The American 1% = Somali warlords intercepting aid
Ben Bernanke has done a very fine job in finding every way within his power to pump stimulus into the US economy, seeking to increase GDP and decrease unemployment.
Unfortunately, a Fed chair has a limited tool box. He cannot set up a WPA or send every American a check.
He can reduce the cost of borrowing and depress bond prices and thereby create a lot of wealth in equity markets.
This is very similar to international response to drought and mass-starvation in Somalia, which was to deliver a lot of food. The international aid would then be grabbed by Somali warlords for their own use.
The international community reasoned that just because much of the food was going to the wrong people was no reason to stop sending food. Throw in enough food and eventually at least some of the starving people will get it. You do what you can.
The federal reserve has the indirect but very potent ability to pump up the stock market and drive down interest rates. Tons of new wealth has been created on Wall Street.
But it has not been spent (enough) on domestic goods and services, thereby creating JOBS. The money is there, in stocks, in bank earnings, in bank deposits. It simply has not been used (enough) in ways that expand employment, let alone expand wages.

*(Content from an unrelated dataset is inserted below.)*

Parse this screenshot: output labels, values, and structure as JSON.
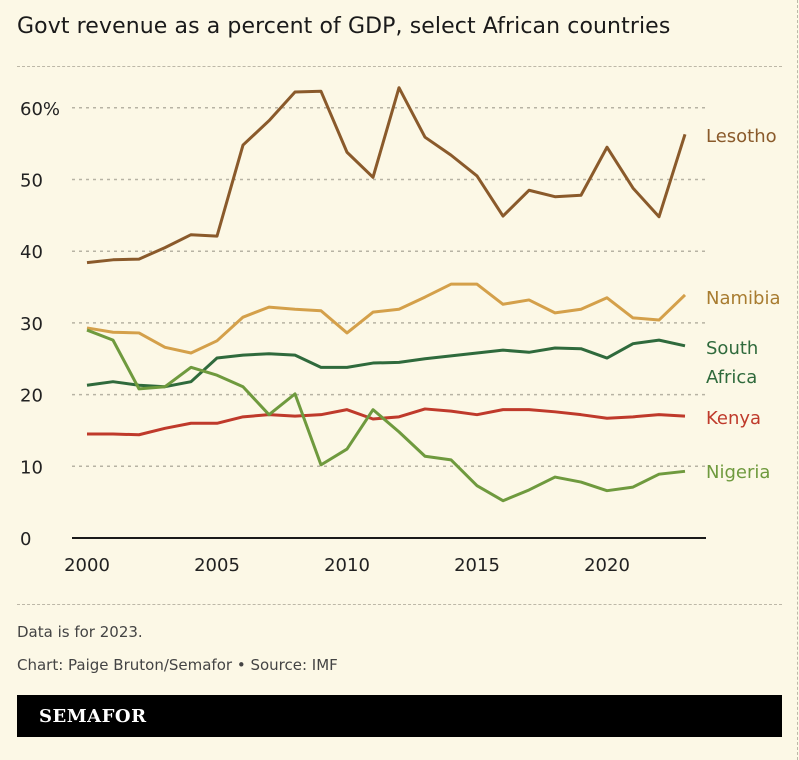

Bernanke, however, cannot direct that money. No more than some international food aid program could militarily defeat the warlords, or force the warlords to open soup kitchens.
And this is where Congress would come in, if we had one. With the Fed creating upward pressure on stock prices, a Congress that cared about the nation would have been using fiscal policy to scrape off some of that ongoing windfall. Somehow.
But the fact that the Congress has done nothing, and will do nothing to help anybody is why the Fed has to do these extraordinary things year after year in the first place. If Congress was interested in helping America we would have had more fiscal stimulus, easing the need for much less efficient trickle-down monetary stimulus.